当你遇到以下类似问题而束手无策时,Arthas
可以帮助你解决:
- 这个类从哪个 jar 包加载的?为什么会报各种类相关的 Exception?
- 我改的代码为什么没有执行到?难道是我没 commit?分支搞错了?
- 遇到问题无法在线上 debug,难道只能通过加日志再重新发布吗?
- 线上遇到某个用户的数据处理有问题,但线上同样无法 debug,线下无法重现!
- 是否有一个全局视角来查看系统的运行状况?
- 有什么办法可以监控到JVM的实时运行状态?
- 怎么快速定位应用的热点,生成火焰图?
Arthas
支持JDK 6+,支持Linux/Mac/Windows,采用命令行交互模式,同时提供丰富的 Tab
自动补全功能,进一步方便进行问题的定位和诊断。
2. 在线教程
3. 快速开始
3.1. 使用arthas-boot
(推荐)
下载arthas-boot.jar
,然后用java -jar
的方式启动:
curl -O https://arthas.aliyun.com/arthas-boot.jar
java -jar arthas-boot.jar
# 第一次启动,会自动下载相关的包
# 建议将这些下载的包大包,可以直接用salt进行分发
打印帮助信息:
java -jar arthas-boot.jar -h
- 如果下载速度比较慢,可以使用aliyun的镜像:
java -jar arthas-boot.jar --repo-mirror aliyun --use-http
- 推荐参数
--arthas-home 指定arthas的home目录,特别有用
3.2. 使用注意事项
- 选择了java进程回车后报错
[ERROR] Start arthas failed, exception stack trace: com.sun.tools.attach.AttachNotSupportedException: Unable to open socket file: target process not responding or HotSpot VM not loaded at sun.tools.attach.LinuxVirtualMachine.<init>(LinuxVirtualMachine.java:106) at sun.tools.attach.LinuxAttachProvider.attachVirtualMachine(LinuxAttachProvider.java:78) at com.sun.tools.attach.VirtualMachine.attach(VirtualMachine.java:250) at com.taobao.arthas.core.Arthas.attachAgent(Arthas.java:85) at com.taobao.arthas.core.Arthas.<init>(Arthas.java:28) at com.taobao.arthas.core.Arthas.main(Arthas.java:123)

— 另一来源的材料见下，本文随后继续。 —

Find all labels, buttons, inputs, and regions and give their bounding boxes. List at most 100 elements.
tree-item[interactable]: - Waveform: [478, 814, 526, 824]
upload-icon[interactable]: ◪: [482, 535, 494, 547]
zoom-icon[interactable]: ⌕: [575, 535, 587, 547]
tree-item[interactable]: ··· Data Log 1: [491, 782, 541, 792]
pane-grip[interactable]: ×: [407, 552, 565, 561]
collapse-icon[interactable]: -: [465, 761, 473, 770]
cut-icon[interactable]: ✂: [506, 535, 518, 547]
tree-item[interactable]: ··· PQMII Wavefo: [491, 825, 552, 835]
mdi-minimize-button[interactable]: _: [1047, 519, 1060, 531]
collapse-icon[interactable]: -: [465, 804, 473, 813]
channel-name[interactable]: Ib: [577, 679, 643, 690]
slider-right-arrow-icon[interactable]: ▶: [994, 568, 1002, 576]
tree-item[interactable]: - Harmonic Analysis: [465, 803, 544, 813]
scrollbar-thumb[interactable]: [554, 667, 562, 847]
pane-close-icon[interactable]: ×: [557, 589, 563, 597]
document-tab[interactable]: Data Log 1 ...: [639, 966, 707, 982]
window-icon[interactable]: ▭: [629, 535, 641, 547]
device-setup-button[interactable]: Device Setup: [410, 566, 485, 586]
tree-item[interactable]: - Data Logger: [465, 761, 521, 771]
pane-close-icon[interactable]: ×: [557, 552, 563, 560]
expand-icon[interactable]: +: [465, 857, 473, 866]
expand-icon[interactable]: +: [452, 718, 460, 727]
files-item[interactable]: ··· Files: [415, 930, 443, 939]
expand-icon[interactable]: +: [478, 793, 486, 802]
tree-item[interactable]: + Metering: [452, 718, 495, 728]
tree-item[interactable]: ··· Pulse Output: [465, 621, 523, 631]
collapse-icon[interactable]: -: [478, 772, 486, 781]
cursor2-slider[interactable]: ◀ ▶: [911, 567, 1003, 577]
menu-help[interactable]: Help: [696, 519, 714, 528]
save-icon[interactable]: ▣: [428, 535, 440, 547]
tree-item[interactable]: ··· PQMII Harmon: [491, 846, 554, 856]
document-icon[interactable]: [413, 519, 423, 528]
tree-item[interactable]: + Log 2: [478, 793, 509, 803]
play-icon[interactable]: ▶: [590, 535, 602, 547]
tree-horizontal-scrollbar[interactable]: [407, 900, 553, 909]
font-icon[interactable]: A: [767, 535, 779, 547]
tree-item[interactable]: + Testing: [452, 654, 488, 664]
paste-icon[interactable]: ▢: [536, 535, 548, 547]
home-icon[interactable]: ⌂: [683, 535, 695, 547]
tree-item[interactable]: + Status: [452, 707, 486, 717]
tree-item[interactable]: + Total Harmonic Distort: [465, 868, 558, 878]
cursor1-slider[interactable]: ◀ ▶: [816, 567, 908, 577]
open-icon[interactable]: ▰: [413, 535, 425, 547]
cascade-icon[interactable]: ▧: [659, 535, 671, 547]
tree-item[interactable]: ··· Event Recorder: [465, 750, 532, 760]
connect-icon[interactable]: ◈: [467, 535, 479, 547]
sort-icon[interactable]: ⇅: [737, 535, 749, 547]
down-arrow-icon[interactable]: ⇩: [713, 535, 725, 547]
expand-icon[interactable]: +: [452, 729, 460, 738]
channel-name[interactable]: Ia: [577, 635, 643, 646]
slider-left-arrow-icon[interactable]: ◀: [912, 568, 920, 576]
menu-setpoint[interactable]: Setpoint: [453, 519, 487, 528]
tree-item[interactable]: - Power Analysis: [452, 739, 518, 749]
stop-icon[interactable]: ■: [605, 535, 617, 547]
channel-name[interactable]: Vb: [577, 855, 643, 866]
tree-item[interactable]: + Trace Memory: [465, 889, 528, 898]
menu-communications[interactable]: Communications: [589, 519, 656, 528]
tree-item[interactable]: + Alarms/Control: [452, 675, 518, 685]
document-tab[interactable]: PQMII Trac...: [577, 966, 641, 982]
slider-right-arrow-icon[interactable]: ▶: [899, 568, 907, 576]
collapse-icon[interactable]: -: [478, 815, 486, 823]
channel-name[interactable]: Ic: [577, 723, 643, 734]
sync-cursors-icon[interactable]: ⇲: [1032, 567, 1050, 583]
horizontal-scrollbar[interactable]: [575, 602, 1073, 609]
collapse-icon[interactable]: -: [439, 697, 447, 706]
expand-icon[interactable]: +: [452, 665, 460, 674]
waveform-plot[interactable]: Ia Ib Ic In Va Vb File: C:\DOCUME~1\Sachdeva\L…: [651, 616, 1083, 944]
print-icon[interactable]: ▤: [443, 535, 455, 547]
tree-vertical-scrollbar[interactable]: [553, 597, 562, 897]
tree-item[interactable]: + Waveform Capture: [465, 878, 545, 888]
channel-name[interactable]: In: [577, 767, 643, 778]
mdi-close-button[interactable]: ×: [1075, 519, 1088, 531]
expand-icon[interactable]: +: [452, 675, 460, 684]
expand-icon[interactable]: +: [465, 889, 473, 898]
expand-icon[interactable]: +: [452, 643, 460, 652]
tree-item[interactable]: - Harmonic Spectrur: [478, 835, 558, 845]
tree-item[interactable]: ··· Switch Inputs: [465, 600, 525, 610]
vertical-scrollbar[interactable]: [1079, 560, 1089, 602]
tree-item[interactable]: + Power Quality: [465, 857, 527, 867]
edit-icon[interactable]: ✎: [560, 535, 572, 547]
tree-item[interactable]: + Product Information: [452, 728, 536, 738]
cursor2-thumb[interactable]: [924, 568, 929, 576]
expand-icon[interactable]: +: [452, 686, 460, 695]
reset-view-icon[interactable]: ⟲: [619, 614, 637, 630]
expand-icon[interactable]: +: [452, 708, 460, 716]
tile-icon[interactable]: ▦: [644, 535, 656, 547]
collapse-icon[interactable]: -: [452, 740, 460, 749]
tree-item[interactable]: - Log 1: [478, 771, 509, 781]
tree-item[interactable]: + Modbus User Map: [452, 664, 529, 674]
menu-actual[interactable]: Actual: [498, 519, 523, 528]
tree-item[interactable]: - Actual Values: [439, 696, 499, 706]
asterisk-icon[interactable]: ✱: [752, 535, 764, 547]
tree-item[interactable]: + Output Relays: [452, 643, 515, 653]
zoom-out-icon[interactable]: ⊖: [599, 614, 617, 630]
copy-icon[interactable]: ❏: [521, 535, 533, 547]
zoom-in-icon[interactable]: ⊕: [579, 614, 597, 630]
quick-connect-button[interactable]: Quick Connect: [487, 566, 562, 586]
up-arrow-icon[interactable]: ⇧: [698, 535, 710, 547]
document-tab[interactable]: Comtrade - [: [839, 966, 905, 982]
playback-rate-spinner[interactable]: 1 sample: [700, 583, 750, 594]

- 解决:在对应JAVA进程启动时添加JVM参数 -XX:+StartAttachListener
- 选择了java进程回车后报错
[ERROR] Start arthas failed, exception stack trace: java.io.IOException: well-known file /tmp/.java_pid87449 is not secure: file should be owned by the current user (which is 0) but is owned by 30001 at sun.tools.attach.LinuxVirtualMachine.checkPermissions(Native Method) at sun.tools.attach.LinuxVirtualMachine.<init>(LinuxVirtualMachine.java:117) at sun.tools.attach.LinuxAttachProvider.attachVirtualMachine(LinuxAttachProvider.java:78) at com.sun.tools.attach.VirtualMachine.attach(VirtualMachine.java:250) at com.taobao.arthas.core.Arthas.attachAgent(Arthas.java:85) at com.taobao.arthas.core.Arthas.<init>(Arthas.java:28) at com.taobao.arthas.core.Arthas.main(Arthas.java:123) [ERROR] attach fail, targetPid: 87449
- 该问题发生的原因是执行该程序的用户需要和目标进程具有相同的权限
- 使用普通用户启动的业务进程时,最好指定
--arthas-home
参数
- 选择需要attach的进程后,即进入arthas专有交互界面
3.3. 案例展示
3.3.1. Dashboard
3.3.2. Thread
一目了然的了解系统的状态,哪些线程比较占cpu?他们到底在做什么?
$ thread -n 3
"as-command-execute-daemon" Id=29 cpuUsage=75% RUNNABLE
at sun.management.ThreadImpl.dumpThreads0(Native Method)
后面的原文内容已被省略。